10.7 The seller reserves the right to segregation and substitute segregation pursuant to Arts. 47 & 48 of the German Insolvency Code.

10.8 In the event of further processing pursuant to Art. 950 BGB, the Buyer hereby transfers ownership of the items produced in this way pursuant to Art. 930 BGB to the Seller, for whom it takes these items into safekeeping.

10.9 The same shall apply in the event of combination or mixing with regard to the quota of joint ownership in the combined/mixed items.

10.10. If the Buyer processes or remodels the goods, this processing or remodelling shall be carried out for the Seller. Accordingly, the latter shall become the direct owner of the newly manufactured item. If this is not possible for legal reasons, the Seller and the Buyer agree that the Seller shall become the owner of the new item at any time during the processing or remodelling in the amount of the quota resulting from the relation between the value of the processed, remodelled or combined goods subject to retention of title and the value of the new item.

10.11. The Buyer hereby assigns to the Seller any claims arising from the sale of the new item. The assignment shall only apply to the amount corresponding to the value of the processed, remodelled or combined reserved goods invoiced by the Seller plus a surcharge of 10 %. The Buyer hereby assigns the first-ranking share of the claim to the Seller.

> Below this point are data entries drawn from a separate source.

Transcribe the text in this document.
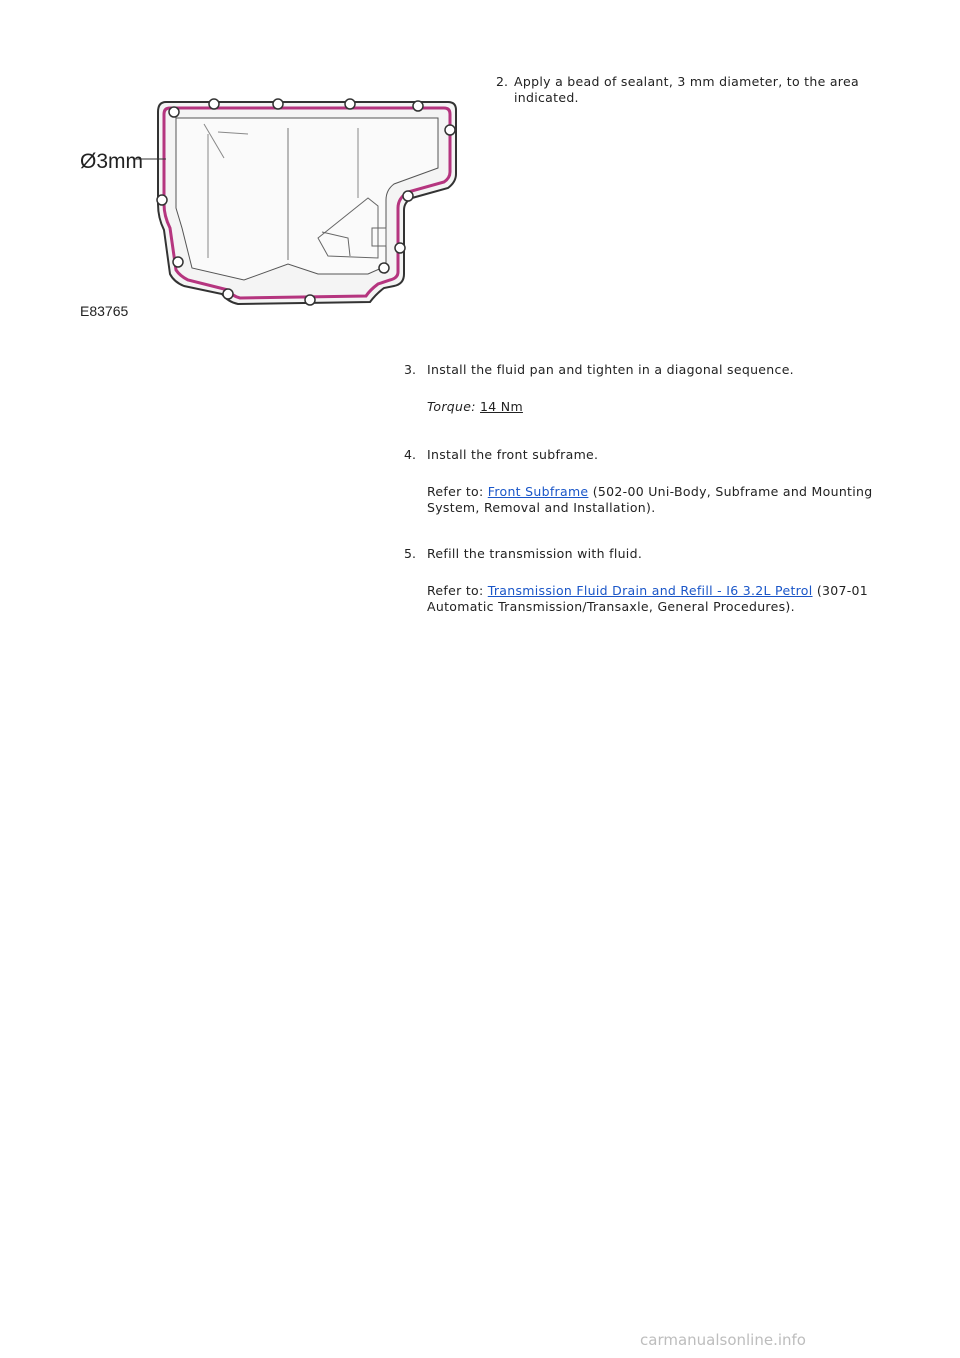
2. Apply a bead of sealant, 3 mm diameter, to the area indicated.
Ø3mm
E83765
3. Install the fluid pan and tighten in a diagonal sequence.
Torque: 14 Nm
4. Install the front subframe.
Refer to: Front Subframe (502-00 Uni-Body, Subframe and Mounting System, Removal and Installation).
5. Refill the transmission with fluid.
Refer to: Transmission Fluid Drain and Refill - I6 3.2L Petrol (307-01 Automatic Transmission/Transaxle, General Procedures).
carmanualsonline.info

10.12. The Seller undertakes, at the request of the Buyer, to release the securities to which it is entitled to the extent that the realisable value of its securities exceeds the claims to be secured by more than 10%. It shall correspond to the Seller to select the securities to be released.

10.13. If the Seller’s goods are resold together with other items without an individual price having been agreed for the goods, the Buyer shall assign to the Seller, with priority over the remaining claim, that part of the total price claim which corresponds to the value of the delivered goods plus a surcharge of 10 %. Until revocation, the Buyer is authorised to collect the assigned claims.

11 PACKAGING
11.1 The Buyer shall only receive returnable packaging on loan for the transport of the purchased goods. Empty packaging must be returned within three days. The new value of equivalent packaging must be paid for any packaging that is not returned.

11.2 The Buyer shall return transport packaging to the Seller pursuant to the transport packaging provisions corresponding to the delivery process at the place where the goods are delivered. At the time of return, the transport packaging must be in a condition that allows it to be recycled in accordance with the German Packaging Ordinance.

12. FINAL PROVISION
In the event that one or more of provisions of these General Terms and Conditions were or became wholly or partly invalid, this shall not affect the validity of the remaining provisions. The wholly or partially invalid provision shall be replaced by a provision whose economic effect comes as close as possible to that of the invalid provision.